Our results showed normal renal function in well-controlled CH patients. Using various equations to measure GFR, no difference was observed in GFR levels between CH patients and age- and height-matched healthy children in the present study. We could show that appropriate management of CH newborns maintains renal function in the normal range. Nonetheless, the mean values for FENa and FEK were found to be higher in our patients as compared with the control group.
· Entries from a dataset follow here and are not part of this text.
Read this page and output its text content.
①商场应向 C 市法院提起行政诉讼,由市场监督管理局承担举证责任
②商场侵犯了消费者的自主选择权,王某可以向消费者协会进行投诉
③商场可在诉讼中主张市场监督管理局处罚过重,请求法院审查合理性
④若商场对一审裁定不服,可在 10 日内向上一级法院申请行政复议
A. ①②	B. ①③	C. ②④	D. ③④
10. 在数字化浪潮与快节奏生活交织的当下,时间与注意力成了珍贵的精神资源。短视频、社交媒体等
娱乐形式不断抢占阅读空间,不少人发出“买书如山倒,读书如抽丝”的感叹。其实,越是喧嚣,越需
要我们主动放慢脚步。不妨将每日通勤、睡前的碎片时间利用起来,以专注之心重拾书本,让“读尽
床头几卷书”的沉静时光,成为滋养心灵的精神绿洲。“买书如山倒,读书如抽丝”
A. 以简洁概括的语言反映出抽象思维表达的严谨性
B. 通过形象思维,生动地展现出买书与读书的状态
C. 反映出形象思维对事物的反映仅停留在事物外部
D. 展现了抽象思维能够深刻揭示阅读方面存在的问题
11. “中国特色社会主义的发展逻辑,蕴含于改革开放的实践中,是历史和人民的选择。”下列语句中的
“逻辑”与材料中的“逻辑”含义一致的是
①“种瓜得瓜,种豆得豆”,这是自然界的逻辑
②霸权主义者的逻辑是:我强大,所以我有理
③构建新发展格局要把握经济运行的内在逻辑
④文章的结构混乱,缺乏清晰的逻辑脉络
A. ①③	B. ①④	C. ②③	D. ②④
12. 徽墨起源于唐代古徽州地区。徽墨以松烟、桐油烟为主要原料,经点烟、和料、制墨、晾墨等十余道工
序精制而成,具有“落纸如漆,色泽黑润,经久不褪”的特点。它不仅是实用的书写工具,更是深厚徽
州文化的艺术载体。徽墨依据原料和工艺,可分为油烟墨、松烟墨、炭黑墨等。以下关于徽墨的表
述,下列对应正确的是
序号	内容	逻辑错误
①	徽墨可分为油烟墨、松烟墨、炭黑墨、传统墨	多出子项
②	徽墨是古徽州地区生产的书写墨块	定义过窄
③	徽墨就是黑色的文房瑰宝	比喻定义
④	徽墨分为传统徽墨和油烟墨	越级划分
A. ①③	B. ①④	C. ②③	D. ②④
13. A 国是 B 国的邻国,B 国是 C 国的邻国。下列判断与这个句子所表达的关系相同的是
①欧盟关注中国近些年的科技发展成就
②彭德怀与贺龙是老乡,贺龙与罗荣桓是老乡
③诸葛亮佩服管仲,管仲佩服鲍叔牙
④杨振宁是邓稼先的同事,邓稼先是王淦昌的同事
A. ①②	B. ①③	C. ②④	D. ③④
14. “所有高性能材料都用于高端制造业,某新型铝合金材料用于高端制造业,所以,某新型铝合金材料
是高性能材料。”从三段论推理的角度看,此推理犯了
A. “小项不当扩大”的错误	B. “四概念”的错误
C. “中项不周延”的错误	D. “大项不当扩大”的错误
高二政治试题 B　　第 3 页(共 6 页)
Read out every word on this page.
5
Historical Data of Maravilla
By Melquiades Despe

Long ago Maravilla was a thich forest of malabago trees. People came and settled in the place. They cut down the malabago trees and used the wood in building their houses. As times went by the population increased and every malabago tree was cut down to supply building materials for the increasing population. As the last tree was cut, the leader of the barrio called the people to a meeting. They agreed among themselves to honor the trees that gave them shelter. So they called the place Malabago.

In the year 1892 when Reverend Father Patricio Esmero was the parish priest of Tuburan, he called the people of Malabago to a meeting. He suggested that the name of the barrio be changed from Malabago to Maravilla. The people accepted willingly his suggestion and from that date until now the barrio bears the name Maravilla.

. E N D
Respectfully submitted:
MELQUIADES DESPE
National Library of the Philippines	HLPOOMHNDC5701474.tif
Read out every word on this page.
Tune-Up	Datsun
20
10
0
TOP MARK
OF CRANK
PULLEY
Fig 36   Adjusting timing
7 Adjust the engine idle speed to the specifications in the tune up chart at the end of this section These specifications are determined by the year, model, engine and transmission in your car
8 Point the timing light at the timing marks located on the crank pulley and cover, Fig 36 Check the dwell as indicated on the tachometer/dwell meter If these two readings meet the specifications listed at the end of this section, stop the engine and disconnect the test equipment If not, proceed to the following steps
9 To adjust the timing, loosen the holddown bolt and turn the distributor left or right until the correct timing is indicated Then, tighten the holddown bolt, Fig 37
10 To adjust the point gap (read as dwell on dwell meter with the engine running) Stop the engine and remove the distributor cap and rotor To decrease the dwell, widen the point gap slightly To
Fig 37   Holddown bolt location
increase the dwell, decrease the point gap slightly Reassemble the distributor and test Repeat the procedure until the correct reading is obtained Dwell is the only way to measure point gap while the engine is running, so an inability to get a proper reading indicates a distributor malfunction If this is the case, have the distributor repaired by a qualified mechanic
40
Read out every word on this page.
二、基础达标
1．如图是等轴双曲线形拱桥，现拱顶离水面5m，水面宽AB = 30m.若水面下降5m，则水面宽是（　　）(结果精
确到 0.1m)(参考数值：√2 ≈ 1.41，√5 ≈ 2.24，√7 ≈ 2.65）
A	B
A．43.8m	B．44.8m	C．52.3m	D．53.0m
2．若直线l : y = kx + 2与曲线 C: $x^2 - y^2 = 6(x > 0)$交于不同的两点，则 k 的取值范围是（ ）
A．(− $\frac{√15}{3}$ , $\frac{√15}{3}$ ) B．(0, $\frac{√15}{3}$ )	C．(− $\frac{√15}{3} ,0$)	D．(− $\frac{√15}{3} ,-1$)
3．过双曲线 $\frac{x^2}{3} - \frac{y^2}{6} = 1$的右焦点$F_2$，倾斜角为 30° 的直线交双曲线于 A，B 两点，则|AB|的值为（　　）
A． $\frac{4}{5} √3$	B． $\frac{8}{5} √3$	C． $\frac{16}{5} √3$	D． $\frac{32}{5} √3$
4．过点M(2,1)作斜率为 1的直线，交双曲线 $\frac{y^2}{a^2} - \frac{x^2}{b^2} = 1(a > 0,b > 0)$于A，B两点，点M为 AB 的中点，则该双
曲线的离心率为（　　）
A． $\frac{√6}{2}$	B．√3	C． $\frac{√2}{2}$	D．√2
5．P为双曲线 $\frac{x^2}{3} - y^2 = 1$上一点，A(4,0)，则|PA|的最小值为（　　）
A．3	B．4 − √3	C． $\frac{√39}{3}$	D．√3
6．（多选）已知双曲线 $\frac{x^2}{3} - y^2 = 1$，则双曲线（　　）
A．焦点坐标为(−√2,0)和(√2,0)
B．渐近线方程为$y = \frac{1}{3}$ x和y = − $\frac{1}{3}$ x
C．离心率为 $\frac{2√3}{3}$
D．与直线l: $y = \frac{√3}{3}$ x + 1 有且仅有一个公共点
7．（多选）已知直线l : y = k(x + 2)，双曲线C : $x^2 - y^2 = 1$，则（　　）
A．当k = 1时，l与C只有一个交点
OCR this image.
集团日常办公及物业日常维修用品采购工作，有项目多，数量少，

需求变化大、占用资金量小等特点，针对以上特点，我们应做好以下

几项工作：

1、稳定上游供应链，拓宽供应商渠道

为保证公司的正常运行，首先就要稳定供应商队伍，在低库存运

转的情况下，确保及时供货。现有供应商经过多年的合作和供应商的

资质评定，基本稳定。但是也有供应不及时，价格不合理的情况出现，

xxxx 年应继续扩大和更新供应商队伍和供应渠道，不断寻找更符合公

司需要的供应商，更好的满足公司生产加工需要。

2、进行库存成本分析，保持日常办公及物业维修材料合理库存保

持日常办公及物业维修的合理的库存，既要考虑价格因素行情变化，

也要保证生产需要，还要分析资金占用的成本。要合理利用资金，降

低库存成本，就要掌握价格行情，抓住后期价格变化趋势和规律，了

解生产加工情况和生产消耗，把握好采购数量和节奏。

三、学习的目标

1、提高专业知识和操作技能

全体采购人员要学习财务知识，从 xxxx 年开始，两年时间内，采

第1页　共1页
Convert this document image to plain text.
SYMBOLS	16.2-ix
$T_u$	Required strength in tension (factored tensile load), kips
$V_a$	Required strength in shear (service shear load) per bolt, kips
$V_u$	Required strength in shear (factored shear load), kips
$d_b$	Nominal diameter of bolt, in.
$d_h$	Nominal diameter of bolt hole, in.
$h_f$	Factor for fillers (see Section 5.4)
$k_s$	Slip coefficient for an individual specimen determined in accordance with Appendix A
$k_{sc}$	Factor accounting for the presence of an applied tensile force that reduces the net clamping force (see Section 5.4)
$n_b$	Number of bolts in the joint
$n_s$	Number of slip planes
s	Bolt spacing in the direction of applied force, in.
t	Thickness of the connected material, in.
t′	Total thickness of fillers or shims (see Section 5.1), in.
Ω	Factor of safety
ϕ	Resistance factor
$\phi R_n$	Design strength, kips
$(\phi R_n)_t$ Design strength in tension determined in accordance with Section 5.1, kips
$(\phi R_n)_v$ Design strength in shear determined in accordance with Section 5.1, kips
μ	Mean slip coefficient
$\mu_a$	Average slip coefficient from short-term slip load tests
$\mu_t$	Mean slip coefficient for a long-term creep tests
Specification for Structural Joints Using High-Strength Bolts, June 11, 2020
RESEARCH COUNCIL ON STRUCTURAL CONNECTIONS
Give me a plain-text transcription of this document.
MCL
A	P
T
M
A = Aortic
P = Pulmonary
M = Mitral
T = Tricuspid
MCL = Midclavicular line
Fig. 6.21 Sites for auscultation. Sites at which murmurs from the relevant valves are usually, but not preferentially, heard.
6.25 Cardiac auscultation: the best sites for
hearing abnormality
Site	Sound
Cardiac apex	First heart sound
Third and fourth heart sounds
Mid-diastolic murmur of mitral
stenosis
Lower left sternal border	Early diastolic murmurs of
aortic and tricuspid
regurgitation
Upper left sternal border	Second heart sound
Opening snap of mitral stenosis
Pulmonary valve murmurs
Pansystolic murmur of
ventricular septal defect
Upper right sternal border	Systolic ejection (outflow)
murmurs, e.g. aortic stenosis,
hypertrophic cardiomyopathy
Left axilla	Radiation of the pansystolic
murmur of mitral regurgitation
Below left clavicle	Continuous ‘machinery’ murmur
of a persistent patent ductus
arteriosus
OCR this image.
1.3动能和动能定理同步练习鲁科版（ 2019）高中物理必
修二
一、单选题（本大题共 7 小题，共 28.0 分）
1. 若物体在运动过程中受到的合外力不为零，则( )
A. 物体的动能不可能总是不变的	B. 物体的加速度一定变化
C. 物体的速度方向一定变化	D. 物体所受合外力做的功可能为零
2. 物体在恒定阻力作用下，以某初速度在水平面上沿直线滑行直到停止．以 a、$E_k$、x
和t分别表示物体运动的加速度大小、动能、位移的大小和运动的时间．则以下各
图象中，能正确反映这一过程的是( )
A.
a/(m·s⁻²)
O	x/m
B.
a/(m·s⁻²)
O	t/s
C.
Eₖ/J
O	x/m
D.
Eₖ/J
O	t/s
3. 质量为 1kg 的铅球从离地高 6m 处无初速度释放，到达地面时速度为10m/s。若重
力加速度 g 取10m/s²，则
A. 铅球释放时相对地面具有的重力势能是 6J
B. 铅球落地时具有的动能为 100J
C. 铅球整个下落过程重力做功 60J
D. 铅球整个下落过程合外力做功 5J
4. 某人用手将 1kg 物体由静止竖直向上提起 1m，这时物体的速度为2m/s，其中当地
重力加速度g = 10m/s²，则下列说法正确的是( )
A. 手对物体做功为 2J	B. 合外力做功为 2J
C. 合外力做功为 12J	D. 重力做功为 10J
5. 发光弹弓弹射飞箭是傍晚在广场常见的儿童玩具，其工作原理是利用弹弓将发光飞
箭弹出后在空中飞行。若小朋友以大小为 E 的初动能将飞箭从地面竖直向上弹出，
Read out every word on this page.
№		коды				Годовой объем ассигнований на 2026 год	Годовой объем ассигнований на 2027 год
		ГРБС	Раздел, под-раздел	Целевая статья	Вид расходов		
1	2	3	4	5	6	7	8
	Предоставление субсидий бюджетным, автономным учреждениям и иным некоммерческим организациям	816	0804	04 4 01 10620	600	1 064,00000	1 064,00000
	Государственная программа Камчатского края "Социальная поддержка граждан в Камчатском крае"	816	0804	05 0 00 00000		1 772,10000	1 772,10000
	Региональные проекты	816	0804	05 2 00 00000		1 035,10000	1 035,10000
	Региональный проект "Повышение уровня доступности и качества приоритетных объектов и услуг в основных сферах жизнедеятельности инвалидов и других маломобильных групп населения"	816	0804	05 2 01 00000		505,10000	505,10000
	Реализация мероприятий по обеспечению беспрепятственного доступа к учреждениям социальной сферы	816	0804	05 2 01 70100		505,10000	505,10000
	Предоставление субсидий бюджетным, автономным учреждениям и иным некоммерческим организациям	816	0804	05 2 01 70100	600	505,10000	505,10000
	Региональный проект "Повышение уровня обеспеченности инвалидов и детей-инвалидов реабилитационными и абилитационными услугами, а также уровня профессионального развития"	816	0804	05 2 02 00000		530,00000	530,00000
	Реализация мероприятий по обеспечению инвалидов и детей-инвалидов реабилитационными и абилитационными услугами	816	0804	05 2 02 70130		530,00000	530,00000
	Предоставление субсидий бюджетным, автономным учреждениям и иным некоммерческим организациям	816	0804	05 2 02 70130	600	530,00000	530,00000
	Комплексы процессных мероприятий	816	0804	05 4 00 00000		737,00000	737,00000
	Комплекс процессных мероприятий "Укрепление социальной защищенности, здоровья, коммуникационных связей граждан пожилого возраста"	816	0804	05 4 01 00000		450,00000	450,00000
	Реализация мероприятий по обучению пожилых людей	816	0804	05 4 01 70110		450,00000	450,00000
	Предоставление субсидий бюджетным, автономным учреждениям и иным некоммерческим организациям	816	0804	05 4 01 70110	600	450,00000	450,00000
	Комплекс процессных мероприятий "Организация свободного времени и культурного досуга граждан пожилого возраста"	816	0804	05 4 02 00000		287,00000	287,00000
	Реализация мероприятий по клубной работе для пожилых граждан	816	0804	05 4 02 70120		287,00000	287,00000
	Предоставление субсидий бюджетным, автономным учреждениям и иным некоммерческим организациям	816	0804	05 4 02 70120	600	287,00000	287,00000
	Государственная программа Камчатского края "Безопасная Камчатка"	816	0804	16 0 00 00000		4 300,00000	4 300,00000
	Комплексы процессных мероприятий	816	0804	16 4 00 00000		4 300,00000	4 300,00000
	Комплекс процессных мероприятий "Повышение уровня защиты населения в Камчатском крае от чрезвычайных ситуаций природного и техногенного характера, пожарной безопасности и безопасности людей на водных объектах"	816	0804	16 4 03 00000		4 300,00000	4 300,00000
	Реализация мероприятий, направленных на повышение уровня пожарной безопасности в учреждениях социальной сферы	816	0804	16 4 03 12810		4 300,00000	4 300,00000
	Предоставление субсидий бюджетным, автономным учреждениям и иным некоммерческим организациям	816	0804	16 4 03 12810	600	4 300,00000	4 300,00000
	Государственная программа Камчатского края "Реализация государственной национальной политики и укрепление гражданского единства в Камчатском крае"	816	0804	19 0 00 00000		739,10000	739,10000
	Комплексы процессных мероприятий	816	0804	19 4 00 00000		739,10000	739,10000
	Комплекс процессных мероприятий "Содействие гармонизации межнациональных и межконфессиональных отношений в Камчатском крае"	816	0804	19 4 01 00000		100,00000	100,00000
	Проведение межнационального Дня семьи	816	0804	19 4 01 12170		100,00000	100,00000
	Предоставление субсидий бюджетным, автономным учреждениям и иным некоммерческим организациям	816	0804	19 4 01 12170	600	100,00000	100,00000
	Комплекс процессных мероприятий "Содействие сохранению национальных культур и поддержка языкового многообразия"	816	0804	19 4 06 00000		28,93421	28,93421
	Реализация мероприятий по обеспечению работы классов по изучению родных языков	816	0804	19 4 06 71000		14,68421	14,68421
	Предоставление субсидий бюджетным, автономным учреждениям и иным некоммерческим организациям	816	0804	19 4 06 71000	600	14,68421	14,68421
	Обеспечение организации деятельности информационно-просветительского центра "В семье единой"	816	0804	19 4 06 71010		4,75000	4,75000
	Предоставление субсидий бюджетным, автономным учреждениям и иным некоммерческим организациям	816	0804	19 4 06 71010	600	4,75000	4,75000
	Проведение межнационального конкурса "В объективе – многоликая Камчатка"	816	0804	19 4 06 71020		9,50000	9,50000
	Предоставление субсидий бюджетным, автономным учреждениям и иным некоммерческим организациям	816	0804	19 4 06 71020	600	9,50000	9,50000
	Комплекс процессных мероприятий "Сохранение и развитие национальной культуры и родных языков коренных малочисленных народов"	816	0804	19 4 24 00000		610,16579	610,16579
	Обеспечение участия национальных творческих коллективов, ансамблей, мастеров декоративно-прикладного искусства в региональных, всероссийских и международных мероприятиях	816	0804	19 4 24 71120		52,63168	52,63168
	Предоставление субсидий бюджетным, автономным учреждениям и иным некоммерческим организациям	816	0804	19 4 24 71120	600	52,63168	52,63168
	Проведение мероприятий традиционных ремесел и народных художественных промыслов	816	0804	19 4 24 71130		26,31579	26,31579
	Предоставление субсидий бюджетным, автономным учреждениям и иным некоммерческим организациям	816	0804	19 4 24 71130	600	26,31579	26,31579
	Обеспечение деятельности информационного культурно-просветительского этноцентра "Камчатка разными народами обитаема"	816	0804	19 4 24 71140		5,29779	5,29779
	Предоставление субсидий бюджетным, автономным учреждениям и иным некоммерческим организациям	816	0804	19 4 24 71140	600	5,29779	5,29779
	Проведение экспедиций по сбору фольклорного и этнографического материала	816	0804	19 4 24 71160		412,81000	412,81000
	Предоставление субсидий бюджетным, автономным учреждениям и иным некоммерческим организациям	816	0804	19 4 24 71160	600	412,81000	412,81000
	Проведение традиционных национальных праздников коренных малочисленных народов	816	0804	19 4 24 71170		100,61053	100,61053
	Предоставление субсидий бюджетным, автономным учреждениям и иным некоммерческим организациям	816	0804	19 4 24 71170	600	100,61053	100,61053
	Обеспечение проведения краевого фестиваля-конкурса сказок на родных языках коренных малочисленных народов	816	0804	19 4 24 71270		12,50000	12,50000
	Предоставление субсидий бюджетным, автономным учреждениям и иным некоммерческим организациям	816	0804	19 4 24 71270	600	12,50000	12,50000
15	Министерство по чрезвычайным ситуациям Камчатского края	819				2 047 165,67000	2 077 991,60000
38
It has been proposed that FENa can be used as a marker in assessing acute kidney injury (29,30). Decreasing K excretion and increasing Na excretion have been reported in CKD as well (31). Abnormal FENa and FEK values are reported to occur in different chronic diseases accompanied by CKD such as beta-thalassemia major, hydronephrosis, and renal artery stenosis, as well as in small for gestational age newborns (32,33,34,35). We demonstrated increased FENa and FEK but normal FEMg values and normal urine MA/Cr and urine Ca/Cr ratios in CH patients. The increased FENa and FEK levels in our patients demonstrate that some degree of renal tubular impairment is present in these patients. Mild impairment in tubular function may not be detected by determining GFR and even by testing for microalbuminuria. We measured urine MA using the turbidimetric method. Using more accurate methods may increase the chance of detecting microalbuminuria in the early stages of CKD. The role of T4 in kidney growth has been confirmed. Triiodothyronine (T3) is the main mediator in apoptotic and proliferative effects of the thyroid hormones at the cellular level (36,37). In addition, T3 is responsible for proximal tubule development (38). Whether replacing T3 changes the function and morphology of proximal tubular cells has not been studied. However, increased FENa and FEK may be a manifestation of impaired tubular maturation in CH.